From the version 1.14.3, you will have an option to use your exported taxonomy DB, without the need of replacing the data in the default location (/R/library/PhyloProfile/PhyloProfile/data).

image

However, if you don't want to give the path to your customised taxonomy DB every time working with PhyloProfile, you can use the function Import taxonomy DB files to overwrite the default data with yours.

Working with taxa that do not have NCBI taxonomy IDs

Alt Text

How PhyloProfile sorts taxa

image

We first download data from the NCBI taxonomy database and processes it to generate the preProcessedTaxonomy.txt file. This file is in a tab-delimited format and contains the taxonomy ID, scientific name, taxonomy rank, and the parent rank's directed ID for each node.

Next, we retrieve the complete taxonomy hierarchy string for each input species.
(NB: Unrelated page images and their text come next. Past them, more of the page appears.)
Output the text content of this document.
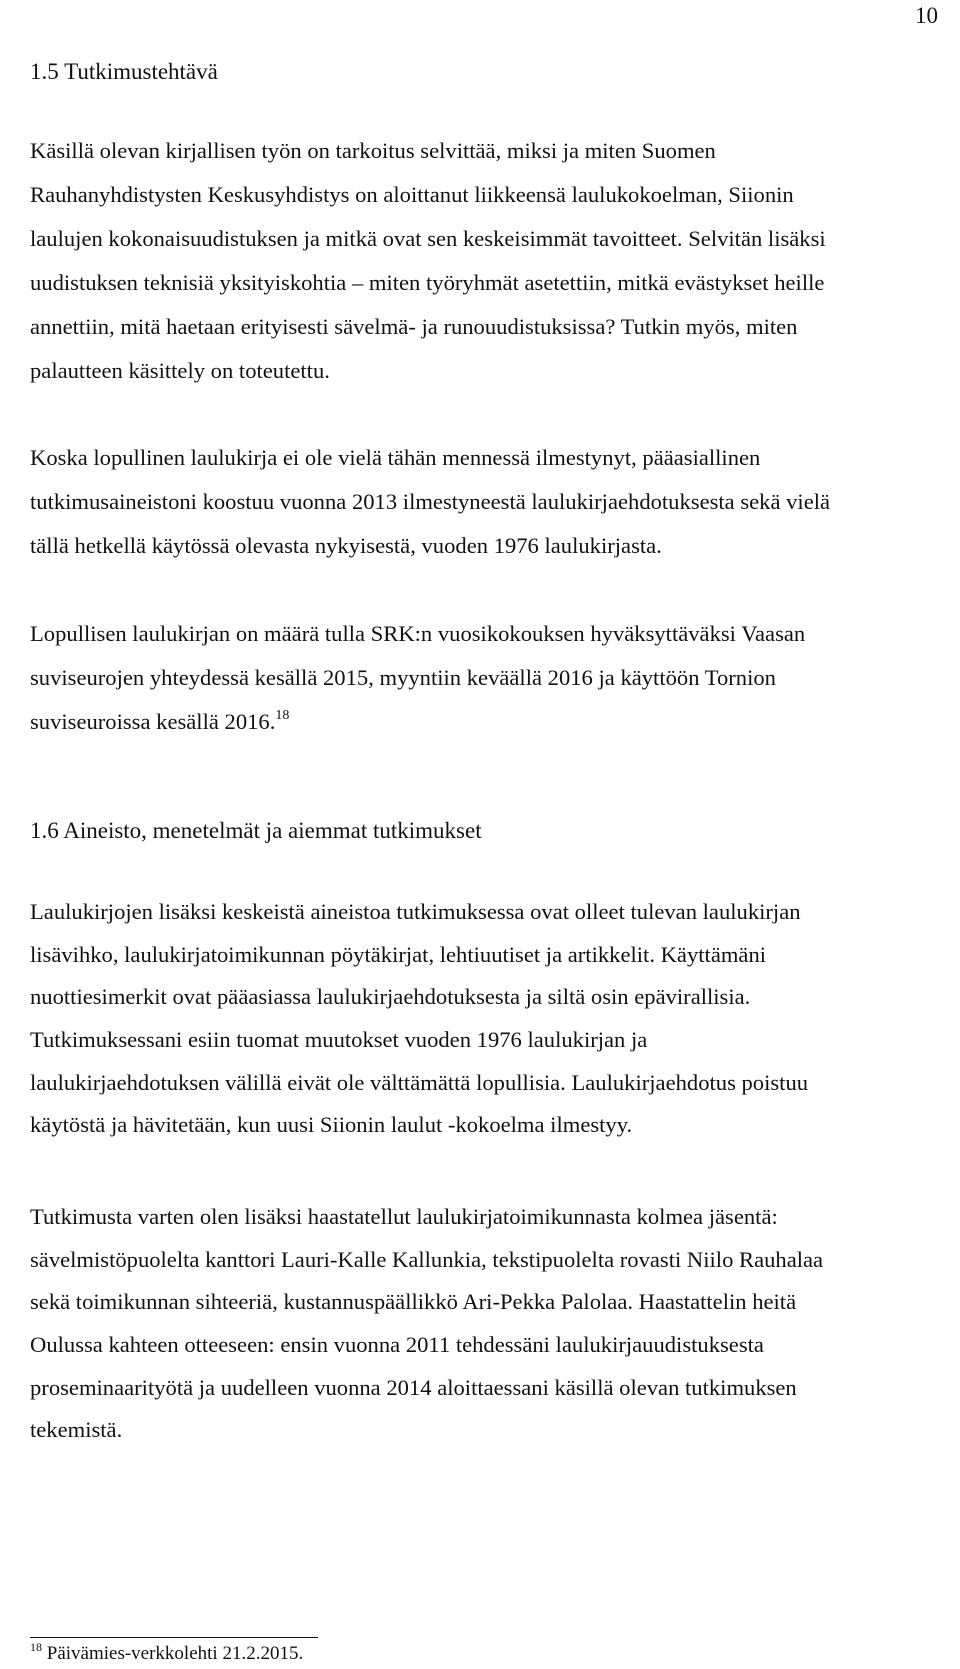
10
1.5 Tutkimustehtävä
Käsillä olevan kirjallisen työn on tarkoitus selvittää, miksi ja miten Suomen
Rauhanyhdistysten Keskusyhdistys on aloittanut liikkeensä laulukokoelman, Siionin
laulujen kokonaisuudistuksen ja mitkä ovat sen keskeisimmät tavoitteet. Selvitän lisäksi
uudistuksen teknisiä yksityiskohtia – miten työryhmät asetettiin, mitkä evästykset heille
annettiin, mitä haetaan erityisesti sävelmä- ja runouudistuksissa? Tutkin myös, miten
palautteen käsittely on toteutettu.
Koska lopullinen laulukirja ei ole vielä tähän mennessä ilmestynyt, pääasiallinen
tutkimusaineistoni koostuu vuonna 2013 ilmestyneestä laulukirjaehdotuksesta sekä vielä
tällä hetkellä käytössä olevasta nykyisestä, vuoden 1976 laulukirjasta.
Lopullisen laulukirjan on määrä tulla SRK:n vuosikokouksen hyväksyttäväksi Vaasan
suviseurojen yhteydessä kesällä 2015, myyntiin keväällä 2016 ja käyttöön Tornion
suviseuroissa kesällä 2016.18
1.6 Aineisto, menetelmät ja aiemmat tutkimukset
Laulukirjojen lisäksi keskeistä aineistoa tutkimuksessa ovat olleet tulevan laulukirjan
lisävihko, laulukirjatoimikunnan pöytäkirjat, lehtiuutiset ja artikkelit. Käyttämäni
nuottiesimerkit ovat pääasiassa laulukirjaehdotuksesta ja siltä osin epävirallisia.
Tutkimuksessani esiin tuomat muutokset vuoden 1976 laulukirjan ja
laulukirjaehdotuksen välillä eivät ole välttämättä lopullisia. Laulukirjaehdotus poistuu
käytöstä ja hävitetään, kun uusi Siionin laulut -kokoelma ilmestyy.
Tutkimusta varten olen lisäksi haastatellut laulukirjatoimikunnasta kolmea jäsentä:
sävelmistöpuolelta kanttori Lauri-Kalle Kallunkia, tekstipuolelta rovasti Niilo Rauhalaa
sekä toimikunnan sihteeriä, kustannuspäällikkö Ari-Pekka Palolaa. Haastattelin heitä
Oulussa kahteen otteeseen: ensin vuonna 2011 tehdessäni laulukirjauudistuksesta
proseminaarityötä ja uudelleen vuonna 2014 aloittaessani käsillä olevan tutkimuksen
tekemistä.
$^{18}$ Päivämies-verkkolehti 21.2.2015.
This hierarchy includes all 42 defined ranks (e.g., strain, subspecies, species, genus) with fixed positions, as well as "undefined" ranks (e.g., clade, section, subsection) that can appear multiple times and in different positions. These undefined ranks are referred to as norank. The rank names and IDs for both defined and undefined ranks are stored in the rankList.txt and idList.txt files.

image

We utilizes the rankList.txt and idList.txt files to align all the taxonomy hierarchy strings, resulting in the taxonomyMatrix.txt file. In this process, missing ranks or IDs for each taxon are filled in with the previously available ones. This ensures that all taxa have taxonomy strings of the same length, which facilitates the reconstruction of the NCBI taxonomy tree. This approach improves the resolution of the taxonomy tree and results in a more accurate sorting of taxa in the phylogenetic profile.

image

We have implemented this algorithm into PhyloProfile after improving the class2tree function of the taxize R package.